Telander sighed. “Come with me to the bridge, then. I’m too busy for special conferences.”
A couple of others seemed to feel differently, but Reymont drove them off with a glare and a bark. Telander must perforce smile a bit as he went out the door. “You do have your uses,” he admitted.
“A parliamentary hatchet man?” Reymont said. “I fear there’ll be more call on me than that.”
“Conceivably on Beta Three. A specialist in rescue and disaster control might be welcome when we get there.”
“You’re the one who’s concealing facts. Captain. You’re pretty badly shaken by what we’re driving into. I suspect our chances are not quite as good as you pretended. Right?”

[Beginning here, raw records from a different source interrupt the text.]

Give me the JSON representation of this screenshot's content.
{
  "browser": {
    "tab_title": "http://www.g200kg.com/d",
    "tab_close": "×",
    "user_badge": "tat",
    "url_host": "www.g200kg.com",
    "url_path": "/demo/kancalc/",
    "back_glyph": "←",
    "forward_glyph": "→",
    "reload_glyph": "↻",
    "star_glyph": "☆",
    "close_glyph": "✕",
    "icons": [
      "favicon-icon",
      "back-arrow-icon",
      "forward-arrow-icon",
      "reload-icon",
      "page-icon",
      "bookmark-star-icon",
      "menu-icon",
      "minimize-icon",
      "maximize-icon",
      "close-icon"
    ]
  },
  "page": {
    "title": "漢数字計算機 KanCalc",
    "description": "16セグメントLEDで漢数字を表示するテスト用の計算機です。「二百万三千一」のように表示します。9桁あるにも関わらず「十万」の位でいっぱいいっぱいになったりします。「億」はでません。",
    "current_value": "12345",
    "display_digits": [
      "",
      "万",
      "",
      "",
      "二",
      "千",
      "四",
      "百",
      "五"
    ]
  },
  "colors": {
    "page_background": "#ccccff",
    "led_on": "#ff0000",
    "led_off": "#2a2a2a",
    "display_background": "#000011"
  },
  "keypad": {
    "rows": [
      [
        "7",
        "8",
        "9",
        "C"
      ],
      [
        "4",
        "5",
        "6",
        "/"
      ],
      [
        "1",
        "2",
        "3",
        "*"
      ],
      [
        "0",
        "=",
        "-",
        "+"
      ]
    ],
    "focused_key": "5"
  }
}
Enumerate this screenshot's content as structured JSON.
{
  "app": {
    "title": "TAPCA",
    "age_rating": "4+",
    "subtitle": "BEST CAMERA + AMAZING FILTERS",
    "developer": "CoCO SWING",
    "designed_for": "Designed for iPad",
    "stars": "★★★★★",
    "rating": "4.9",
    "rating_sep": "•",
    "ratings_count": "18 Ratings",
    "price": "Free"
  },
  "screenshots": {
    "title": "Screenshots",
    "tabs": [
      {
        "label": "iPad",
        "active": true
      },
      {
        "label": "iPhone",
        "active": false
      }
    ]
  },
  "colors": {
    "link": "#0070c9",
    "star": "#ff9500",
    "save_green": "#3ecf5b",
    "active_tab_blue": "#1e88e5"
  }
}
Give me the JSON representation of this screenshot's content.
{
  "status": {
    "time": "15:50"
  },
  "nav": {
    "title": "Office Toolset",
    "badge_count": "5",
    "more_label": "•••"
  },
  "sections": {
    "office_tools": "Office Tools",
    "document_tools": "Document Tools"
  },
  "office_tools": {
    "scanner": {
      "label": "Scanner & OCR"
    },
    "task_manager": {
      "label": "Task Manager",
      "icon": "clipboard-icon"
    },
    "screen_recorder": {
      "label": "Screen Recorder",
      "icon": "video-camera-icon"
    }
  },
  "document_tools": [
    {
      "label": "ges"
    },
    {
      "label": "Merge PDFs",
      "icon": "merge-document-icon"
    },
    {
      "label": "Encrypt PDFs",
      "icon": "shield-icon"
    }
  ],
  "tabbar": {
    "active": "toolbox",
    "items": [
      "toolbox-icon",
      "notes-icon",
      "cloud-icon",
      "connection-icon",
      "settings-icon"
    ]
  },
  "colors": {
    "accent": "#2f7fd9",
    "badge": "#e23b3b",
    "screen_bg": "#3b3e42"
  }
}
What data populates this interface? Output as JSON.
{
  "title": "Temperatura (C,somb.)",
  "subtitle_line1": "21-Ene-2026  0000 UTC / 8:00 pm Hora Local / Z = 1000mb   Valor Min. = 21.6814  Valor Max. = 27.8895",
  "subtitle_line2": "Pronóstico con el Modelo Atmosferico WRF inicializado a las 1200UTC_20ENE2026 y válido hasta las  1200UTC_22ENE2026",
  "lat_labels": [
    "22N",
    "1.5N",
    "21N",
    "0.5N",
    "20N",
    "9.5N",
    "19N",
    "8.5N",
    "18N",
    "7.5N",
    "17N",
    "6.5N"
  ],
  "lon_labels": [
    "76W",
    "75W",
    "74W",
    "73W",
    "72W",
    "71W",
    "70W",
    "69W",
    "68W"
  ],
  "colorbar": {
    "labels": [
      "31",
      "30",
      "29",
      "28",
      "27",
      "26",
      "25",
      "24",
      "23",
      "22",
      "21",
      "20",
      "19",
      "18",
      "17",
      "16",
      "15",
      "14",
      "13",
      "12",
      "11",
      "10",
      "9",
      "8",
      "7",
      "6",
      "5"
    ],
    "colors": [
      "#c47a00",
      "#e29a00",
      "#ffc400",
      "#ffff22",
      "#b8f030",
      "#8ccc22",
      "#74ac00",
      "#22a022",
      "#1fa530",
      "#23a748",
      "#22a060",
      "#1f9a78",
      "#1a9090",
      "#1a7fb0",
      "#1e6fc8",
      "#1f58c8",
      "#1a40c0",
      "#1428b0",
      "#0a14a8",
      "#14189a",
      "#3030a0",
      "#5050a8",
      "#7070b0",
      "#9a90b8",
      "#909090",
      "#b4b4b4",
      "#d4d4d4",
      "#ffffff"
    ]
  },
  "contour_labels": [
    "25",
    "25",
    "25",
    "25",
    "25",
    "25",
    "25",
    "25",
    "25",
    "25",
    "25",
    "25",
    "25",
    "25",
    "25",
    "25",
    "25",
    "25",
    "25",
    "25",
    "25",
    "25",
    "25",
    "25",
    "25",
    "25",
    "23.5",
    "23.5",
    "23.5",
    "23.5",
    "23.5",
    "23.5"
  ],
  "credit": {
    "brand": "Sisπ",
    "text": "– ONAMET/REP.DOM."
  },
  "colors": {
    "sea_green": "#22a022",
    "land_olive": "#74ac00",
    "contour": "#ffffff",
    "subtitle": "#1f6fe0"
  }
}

Telander looked around and did not reply until they were alone in the stairwell. He lowered his voice. “I simply don’t know. Nor does Fedoroff. No Bussard ship has been tested under conditions like those ahead of us. Obviously! We’ll either get by in reasonable shape or we’ll die. In the latter case, I don’t imagine it’ll be from radiation sickness. If any of that material penetrates the screens and hits us, it should wipe us out, a quick clean death. I saw no reason to ma
ke worse what hours remain for our people, by dwelling on that possibility.”
Reymont scowled. “You overlook a third chance. We may survive, but in bad shape.”
“How the devil could we?”
“Hard to say. Perhaps we’ll take such a buffeting that personnel are killed. Key personnel, whom we can ill afford to lose … not that fifty is any great number.” Reymont brooded. Footsteps thudded in the mumble of energies. “They reacted well, on the whole,” he said. “They were picked for courage and coolness, along with health and intelligence. In a few instances, the picking may not have been entirely successful. Suppose we do find ourselves, let’s say, disabled. What next? How long will morale last, or sanity itself? I want to be ready to maintain discipline.”
“In that connection,” Telander responded, cold once more, “please remember that you act under my orders and subject to the articles of the expedition.”
“Damnation!” Reymont exploded. “What do you take me for? A would-be Mao? I’m requesting your authorization to deputize certain trustworthy men and prepare them quietly for emergencies. I’ll issue them weapons, stunner type only. If nothing goes wrong — or if something does but everybody behaves himself — what have we lost?”
“Mutual trust,” the captain said.
They had come to the bridge. Reymont entered with his companion, arguing further. Telander made a hacking gesture to shut him up and strode toward the control console. “Anything new?” he asked.
“Yes. The instruments have begun to draw a density map,” Lindgren answered. She had flinched on seeing Reymont and spoke mechanically, not looking at him. “It is recommended—” She pointed to the screens and the latest printout.
Telander studied them. “Hm. We can pass through a slightly less thick region of the nebula, it seems, if we generate a lateral vector by activating the Number Three and Four decelerators in conjunction with the entire accelerator system… A procedure with hazards of its own. This calls for discussion.” He flipped the intercom controls and spoke briefly to Fedoroff and Boudreau. “In the plotting room. On the double!”